Dividing up life’s loads is complex today. And that is a good thing. I am profoundly grateful I don’t live in a ‘simpler time’ when the only path through my life would have been to clean my husband’s house, look after his children, and put on a full face of make up to present him with his pipe and slippers at the end of his long, hard day. I would have died of boredom and resentment.

mental load
"If you choose to provide your family with privileges, it is just that – your choice." Image: Getty.

But sometimes we don’t get a say in who shoulders which load when.

When our first baby was five days old, I got very sick and had to go into hospital. My husband was handed our baby daughter with instructions to pick up formula, bottles, and a steriliser on the way home. He did not question whether he could handle the load of looking after a newborn. He got on with it. I was in hospital for months. At that time in our lives the physical, mental, and emotional load for our new family was all on him.

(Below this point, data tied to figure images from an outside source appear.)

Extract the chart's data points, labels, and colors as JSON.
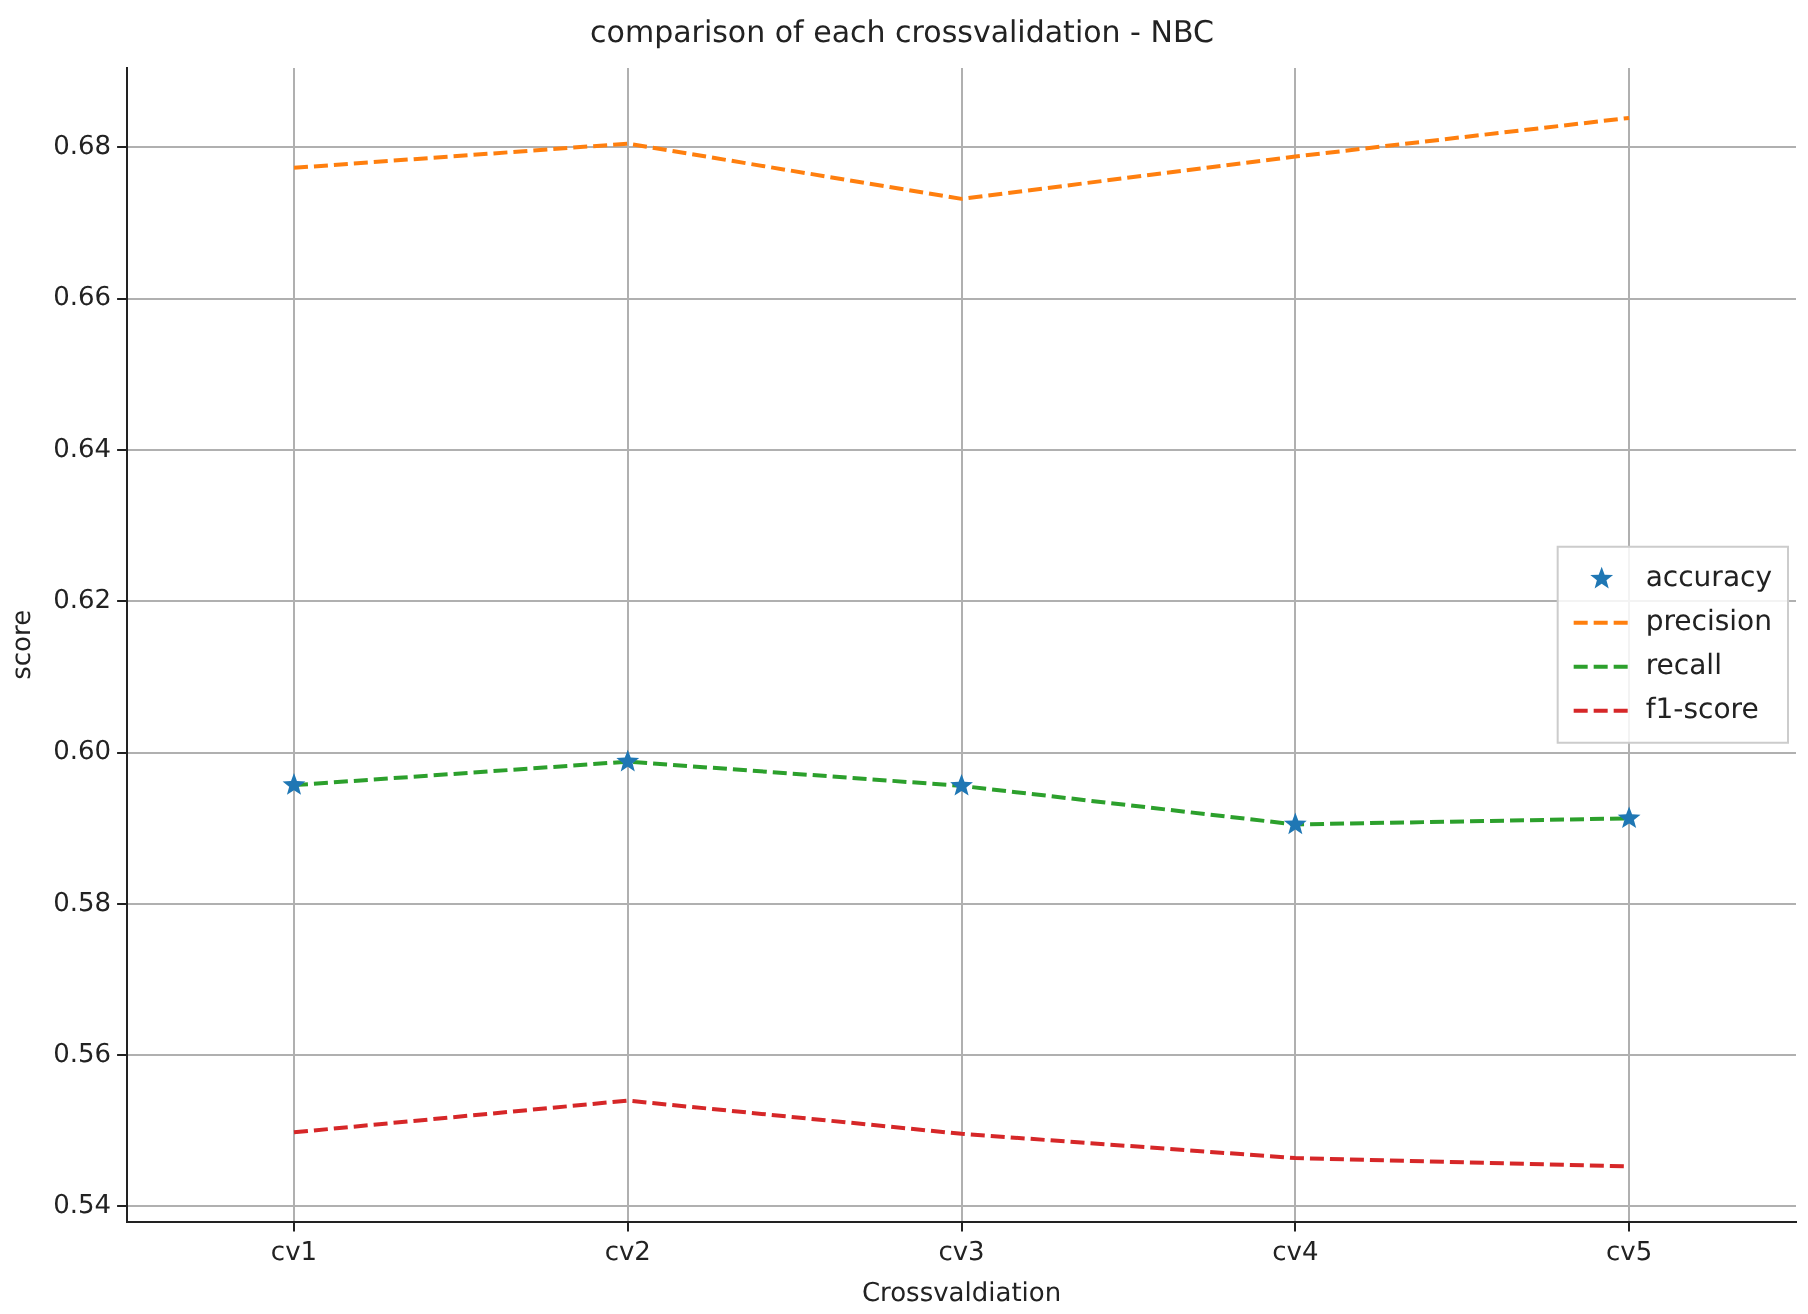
{
  "chart_data": {
    "type": "line",
    "title": "comparison of each crossvalidation - NBC",
    "xlabel": "Crossvaldiation",
    "ylabel": "score",
    "categories": [
      "cv1",
      "cv2",
      "cv3",
      "cv4",
      "cv5"
    ],
    "series": [
      {
        "name": "accuracy",
        "type": "scatter",
        "marker": "star",
        "color": "#1f77b4",
        "values": [
          0.5957,
          0.5988,
          0.5956,
          0.5905,
          0.5913
        ]
      },
      {
        "name": "precision",
        "line_style": "dashed",
        "marker": "none",
        "color": "#ff7f0e",
        "values": [
          0.6773,
          0.6805,
          0.6732,
          0.6788,
          0.6839
        ]
      },
      {
        "name": "recall",
        "line_style": "dashed",
        "marker": "none",
        "color": "#2ca02c",
        "values": [
          0.5957,
          0.5988,
          0.5956,
          0.5905,
          0.5913
        ]
      },
      {
        "name": "f1-score",
        "line_style": "dashed",
        "marker": "none",
        "color": "#d62728",
        "values": [
          0.5498,
          0.554,
          0.5496,
          0.5464,
          0.5453
        ]
      }
    ],
    "ylim": [
      0.538,
      0.6905
    ],
    "yticks": [
      0.54,
      0.56,
      0.58,
      {
        "value": 0.6,
        "label": "0.60"
      },
      0.62,
      0.64,
      0.66,
      0.68
    ],
    "grid": true,
    "legend": "right"
  }
}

In nearly 19 years of marriage there have been times when I have worked full-time including on call work and my husband ran our household. At times he has worked during the week and I have worked most weekends. Right now, he works long hours full- time, I work from home, and we share housekeeping and childcare. The lines of who does what blur sometimes, but we don’t keep score. We try to move with what life throws at us. And when things get rough, we try to remember we are on the same team.

How you juggle your life (and it’s a juggle for most of us) is up to you, but this part is your full responsibility:

Finding the time and energy to discuss your load (mental or otherwise) with your partner if you feel it is unfairly distributed.

If you can’t be bothered to do that, if you would rather mop the floor, make a perfect birthday cake, or if you feel your partner should be able to read your mind, then you are not invested enough in your relationship to sustain it.